Questions que les patientes peuvent poser aux cliniciens
- Que me recommandez-vous de faire à partir d’aujourd’hui, compte tenu de la fréquence de mon usage et de la forme que j’utilise ?
- Existe-t-il des traitements plus sûrs pour mes nausées, mon problème de sommeil, mon anxiété ou ma douleur ?
- Faites-vous des tests urinaires de dépistage de drogues systématiquement, uniquement avec consentement, ou seulement pour des raisons médicales spécifiques ?
- Un test positif pourrait-il affecter mes soins, mon hospitalisation pour l’accouchement ou le signalement à la protection de l’enfance là où je vis ?
- Si j’allaite ou si je tire mon lait, comment l’âge de mon nourrisson change-t-il la discussion ?
- Si j’ai consommé du cannabis récemment, quels signes chez mon bébé devraient justifier un appel au pédiatre ?
Posez des questions directes, même si vous craignez d’être jugée. Essayez celles-ci :
Que me recommandez-vous de faire à partir d’aujourd’hui, compte tenu de la fréquence et de la forme de mon usage ? Existe-t-il des traitements plus sûrs pour mes nausées, mes troubles du sommeil, mon anxiété ou ma douleur ? Faites-vous des tests urinaires de dépistage des drogues de manière routinière, uniquement avec consentement, ou seulement pour des raisons médicales précises ? Un test positif pourrait-il affecter ma prise en charge, mon hospitalisation pour l’accouchement, ou le signalement à la protection de l’enfance là où je vis ? Si j’allaite ou tire mon lait, en quoi l’âge de mon nourrisson modifie-t-il la discussion ? Si j’ai consommé du cannabis récemment, quels signes chez mon bébé devraient me conduire à appeler le pédiatre ?
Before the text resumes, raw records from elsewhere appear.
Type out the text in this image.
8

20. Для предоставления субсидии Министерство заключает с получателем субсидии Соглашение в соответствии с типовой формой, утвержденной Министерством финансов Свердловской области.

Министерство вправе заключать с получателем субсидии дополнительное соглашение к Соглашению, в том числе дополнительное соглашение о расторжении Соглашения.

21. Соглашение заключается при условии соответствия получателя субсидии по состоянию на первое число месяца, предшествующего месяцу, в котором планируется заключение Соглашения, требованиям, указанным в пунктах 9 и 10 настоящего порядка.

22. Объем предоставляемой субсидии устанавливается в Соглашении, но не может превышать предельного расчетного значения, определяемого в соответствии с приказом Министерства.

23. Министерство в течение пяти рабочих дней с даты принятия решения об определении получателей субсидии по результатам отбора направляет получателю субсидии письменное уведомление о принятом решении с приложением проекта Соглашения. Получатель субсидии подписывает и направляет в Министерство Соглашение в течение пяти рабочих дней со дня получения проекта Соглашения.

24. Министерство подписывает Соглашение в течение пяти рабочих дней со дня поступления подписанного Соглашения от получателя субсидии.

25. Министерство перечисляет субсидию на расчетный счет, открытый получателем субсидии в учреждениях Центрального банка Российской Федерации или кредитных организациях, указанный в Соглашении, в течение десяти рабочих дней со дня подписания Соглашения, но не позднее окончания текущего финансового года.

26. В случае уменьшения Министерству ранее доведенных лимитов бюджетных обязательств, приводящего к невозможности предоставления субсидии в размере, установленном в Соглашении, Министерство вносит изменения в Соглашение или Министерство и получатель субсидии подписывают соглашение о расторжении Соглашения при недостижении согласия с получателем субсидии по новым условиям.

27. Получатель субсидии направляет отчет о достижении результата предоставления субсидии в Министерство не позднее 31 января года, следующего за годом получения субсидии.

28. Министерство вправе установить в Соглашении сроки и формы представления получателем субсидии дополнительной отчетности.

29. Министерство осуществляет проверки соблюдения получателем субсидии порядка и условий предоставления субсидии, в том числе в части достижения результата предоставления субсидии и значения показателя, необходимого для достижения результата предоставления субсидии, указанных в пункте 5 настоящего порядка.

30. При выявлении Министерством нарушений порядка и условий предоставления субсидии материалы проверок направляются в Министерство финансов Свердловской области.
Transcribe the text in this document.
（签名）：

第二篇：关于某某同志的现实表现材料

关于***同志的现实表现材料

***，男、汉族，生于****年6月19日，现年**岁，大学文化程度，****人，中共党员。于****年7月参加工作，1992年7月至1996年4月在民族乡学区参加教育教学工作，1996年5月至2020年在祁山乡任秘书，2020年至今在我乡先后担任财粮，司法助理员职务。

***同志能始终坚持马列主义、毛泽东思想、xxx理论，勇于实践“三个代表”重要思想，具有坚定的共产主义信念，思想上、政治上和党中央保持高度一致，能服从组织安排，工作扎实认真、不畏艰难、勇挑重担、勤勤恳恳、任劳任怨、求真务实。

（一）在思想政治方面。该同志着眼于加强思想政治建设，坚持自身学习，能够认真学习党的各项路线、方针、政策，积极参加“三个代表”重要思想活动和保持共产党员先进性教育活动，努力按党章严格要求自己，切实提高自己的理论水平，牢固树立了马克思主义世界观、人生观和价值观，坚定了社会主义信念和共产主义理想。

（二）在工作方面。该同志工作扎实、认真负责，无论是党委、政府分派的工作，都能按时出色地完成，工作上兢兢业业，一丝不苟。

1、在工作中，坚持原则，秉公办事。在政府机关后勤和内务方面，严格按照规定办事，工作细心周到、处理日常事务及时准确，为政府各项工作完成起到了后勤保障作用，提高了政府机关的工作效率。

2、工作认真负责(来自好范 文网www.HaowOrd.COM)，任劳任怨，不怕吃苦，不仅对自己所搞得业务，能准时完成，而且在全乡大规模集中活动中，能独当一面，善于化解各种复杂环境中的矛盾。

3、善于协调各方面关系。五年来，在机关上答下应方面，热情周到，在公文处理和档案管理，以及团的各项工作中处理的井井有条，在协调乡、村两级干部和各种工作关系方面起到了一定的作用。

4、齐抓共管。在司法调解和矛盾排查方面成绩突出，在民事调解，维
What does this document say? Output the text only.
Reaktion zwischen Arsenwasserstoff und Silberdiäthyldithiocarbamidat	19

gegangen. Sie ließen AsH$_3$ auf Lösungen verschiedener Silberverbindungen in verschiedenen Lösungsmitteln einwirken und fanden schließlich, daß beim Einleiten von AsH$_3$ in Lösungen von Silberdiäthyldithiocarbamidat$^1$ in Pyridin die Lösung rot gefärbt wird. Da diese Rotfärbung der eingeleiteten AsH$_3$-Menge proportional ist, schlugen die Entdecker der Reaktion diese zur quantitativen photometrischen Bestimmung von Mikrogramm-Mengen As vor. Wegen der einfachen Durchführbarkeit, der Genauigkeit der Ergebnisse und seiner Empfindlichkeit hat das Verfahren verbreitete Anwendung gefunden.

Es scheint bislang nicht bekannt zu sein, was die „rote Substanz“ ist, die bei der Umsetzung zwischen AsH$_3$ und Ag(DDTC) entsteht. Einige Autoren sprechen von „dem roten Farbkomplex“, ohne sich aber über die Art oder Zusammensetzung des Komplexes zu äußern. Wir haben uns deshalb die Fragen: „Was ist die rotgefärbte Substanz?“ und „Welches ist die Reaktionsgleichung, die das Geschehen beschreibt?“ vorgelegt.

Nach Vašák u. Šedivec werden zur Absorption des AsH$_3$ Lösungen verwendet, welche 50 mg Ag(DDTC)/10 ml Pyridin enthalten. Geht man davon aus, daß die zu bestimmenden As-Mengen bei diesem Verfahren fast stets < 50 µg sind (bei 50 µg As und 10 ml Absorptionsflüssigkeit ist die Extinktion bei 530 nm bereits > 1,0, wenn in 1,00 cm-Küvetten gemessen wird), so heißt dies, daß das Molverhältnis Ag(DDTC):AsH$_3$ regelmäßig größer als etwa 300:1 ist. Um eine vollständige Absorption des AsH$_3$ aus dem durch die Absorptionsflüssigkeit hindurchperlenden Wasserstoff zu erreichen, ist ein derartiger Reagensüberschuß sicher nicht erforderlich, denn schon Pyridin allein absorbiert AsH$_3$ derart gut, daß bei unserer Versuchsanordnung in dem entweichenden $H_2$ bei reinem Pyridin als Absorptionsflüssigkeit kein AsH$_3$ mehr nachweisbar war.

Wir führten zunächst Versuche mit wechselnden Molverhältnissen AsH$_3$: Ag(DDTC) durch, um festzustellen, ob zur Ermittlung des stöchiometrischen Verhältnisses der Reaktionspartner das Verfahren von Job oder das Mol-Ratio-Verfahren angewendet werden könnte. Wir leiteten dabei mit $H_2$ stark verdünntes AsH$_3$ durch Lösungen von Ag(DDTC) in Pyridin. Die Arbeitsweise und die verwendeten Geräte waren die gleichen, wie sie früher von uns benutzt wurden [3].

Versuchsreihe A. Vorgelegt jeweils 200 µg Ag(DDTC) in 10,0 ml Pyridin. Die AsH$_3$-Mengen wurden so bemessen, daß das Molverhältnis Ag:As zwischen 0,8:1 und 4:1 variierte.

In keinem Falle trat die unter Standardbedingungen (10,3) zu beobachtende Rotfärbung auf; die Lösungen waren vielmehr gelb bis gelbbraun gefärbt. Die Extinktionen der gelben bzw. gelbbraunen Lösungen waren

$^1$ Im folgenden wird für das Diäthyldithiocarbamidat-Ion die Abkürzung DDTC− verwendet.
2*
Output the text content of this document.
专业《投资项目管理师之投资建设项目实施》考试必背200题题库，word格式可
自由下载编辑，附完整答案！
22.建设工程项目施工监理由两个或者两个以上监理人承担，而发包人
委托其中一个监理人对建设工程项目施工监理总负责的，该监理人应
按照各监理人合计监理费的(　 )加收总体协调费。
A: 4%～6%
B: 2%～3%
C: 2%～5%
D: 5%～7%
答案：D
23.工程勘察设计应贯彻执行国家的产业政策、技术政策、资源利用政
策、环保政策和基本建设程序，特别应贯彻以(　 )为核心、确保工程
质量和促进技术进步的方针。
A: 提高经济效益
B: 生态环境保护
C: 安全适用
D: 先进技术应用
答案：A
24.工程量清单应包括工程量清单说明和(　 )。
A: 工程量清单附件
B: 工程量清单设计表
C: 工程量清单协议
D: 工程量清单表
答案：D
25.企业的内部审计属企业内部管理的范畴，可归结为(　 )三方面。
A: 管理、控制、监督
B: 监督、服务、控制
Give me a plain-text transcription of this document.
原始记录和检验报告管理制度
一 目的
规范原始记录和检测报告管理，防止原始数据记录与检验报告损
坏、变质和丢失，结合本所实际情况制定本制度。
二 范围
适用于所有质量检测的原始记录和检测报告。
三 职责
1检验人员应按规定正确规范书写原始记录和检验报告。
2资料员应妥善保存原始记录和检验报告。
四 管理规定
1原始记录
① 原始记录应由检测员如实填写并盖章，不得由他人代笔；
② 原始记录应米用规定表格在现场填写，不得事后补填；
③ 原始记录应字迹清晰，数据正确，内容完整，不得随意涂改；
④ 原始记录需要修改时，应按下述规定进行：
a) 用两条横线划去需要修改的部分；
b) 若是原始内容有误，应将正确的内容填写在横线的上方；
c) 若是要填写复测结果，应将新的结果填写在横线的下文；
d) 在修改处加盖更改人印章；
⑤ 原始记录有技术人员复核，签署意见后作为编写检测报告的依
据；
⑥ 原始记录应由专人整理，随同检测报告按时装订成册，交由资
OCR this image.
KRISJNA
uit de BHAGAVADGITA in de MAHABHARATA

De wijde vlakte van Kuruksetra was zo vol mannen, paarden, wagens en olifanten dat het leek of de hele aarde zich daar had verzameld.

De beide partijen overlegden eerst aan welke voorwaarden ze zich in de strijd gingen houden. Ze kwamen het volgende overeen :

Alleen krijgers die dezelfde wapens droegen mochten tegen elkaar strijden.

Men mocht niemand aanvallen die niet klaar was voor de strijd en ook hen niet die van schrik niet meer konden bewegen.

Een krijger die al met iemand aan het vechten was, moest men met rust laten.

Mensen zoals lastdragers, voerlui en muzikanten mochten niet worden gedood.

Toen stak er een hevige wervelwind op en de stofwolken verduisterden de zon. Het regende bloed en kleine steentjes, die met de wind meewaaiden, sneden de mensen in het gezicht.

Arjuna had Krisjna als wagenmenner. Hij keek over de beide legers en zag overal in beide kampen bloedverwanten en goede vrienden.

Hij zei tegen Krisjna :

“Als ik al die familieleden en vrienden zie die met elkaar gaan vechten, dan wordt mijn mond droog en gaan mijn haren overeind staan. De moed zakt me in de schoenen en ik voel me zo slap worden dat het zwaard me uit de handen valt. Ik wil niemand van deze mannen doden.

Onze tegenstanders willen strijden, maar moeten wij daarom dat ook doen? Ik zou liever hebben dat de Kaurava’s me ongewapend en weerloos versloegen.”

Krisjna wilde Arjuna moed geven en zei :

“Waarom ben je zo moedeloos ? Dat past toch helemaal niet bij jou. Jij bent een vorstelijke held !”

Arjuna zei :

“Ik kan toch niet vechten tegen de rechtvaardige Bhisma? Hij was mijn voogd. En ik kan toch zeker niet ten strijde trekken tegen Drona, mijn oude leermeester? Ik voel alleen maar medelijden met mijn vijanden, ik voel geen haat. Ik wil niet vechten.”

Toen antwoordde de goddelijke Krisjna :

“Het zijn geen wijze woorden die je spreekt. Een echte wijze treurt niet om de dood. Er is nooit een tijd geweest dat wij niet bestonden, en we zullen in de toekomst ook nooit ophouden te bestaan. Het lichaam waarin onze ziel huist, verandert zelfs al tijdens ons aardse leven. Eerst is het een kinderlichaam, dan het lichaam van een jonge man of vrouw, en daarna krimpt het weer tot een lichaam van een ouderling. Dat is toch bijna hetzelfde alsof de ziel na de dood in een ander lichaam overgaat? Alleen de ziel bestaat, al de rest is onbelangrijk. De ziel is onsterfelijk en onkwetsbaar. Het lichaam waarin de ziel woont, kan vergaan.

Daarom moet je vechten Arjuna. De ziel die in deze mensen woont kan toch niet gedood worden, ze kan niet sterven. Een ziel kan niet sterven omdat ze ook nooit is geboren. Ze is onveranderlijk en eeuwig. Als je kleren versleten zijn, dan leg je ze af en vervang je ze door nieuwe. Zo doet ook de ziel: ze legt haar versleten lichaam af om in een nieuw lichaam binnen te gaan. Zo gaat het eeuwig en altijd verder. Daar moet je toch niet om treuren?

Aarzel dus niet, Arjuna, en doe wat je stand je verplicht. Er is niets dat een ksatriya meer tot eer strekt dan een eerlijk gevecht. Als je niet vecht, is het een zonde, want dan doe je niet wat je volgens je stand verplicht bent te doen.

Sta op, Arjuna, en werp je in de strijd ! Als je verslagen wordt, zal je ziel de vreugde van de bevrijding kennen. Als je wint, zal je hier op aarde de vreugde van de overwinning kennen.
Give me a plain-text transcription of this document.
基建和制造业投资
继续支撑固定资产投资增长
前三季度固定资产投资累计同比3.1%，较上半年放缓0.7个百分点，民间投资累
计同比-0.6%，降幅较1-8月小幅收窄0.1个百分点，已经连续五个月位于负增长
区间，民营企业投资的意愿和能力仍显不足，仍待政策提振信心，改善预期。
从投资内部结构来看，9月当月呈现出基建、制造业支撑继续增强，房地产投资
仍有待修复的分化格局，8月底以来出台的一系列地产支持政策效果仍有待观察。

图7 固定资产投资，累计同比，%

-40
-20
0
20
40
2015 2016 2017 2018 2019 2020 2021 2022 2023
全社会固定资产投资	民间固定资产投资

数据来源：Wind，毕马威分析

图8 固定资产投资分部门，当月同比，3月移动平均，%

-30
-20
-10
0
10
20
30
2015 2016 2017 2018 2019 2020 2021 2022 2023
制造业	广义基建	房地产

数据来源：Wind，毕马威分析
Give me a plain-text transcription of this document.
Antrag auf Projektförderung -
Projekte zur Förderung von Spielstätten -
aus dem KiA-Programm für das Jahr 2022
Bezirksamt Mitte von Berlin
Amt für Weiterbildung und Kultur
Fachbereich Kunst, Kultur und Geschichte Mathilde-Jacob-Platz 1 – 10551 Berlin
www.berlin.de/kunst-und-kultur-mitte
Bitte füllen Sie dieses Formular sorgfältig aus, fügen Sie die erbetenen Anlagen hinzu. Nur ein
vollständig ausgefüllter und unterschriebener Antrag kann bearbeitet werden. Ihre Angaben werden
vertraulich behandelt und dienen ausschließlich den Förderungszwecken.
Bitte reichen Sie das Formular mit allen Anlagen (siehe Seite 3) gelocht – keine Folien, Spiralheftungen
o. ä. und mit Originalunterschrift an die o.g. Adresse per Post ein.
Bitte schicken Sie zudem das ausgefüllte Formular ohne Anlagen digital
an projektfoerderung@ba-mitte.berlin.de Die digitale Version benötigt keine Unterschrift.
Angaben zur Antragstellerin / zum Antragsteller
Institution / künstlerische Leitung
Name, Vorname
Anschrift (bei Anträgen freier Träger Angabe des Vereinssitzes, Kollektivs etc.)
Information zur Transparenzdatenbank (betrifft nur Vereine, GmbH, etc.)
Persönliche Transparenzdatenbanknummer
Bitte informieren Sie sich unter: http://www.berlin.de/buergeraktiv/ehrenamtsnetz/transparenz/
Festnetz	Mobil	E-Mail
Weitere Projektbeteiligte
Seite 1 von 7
Ces questions juridiques et institutionnelles ne sont pas paranoïaques. Elles sont pratiques. Une approche non punitive est la meilleure pour la santé, mais les politiques varient selon les États et selon les systèmes hospitaliers. Connaître les règles à l’avance peut réduire les surprises et aider les patientes à rester engagées dans les soins plutôt qu’à s’en éloigner.
Pour l’allaitement, demandez à votre pédiatre ou à votre spécialiste en lactation d’expliquer clairement trois variables : l’âge du nourrisson, la fréquence de l’usage et la voie d’exposition. Un nouveau-né prématuré ou médicalement fragile justifie une discussion plus prudente qu’un nourrisson plus âgé en bonne santé. Une exposition quotidienne au THC par inhalation ou par edible n’est pas la même chose qu’un usage unique il y a plusieurs semaines. Fumer ou vapoter autour du nourrisson ajoute une exposition secondaire et tertiaire à celle liée au lait maternel.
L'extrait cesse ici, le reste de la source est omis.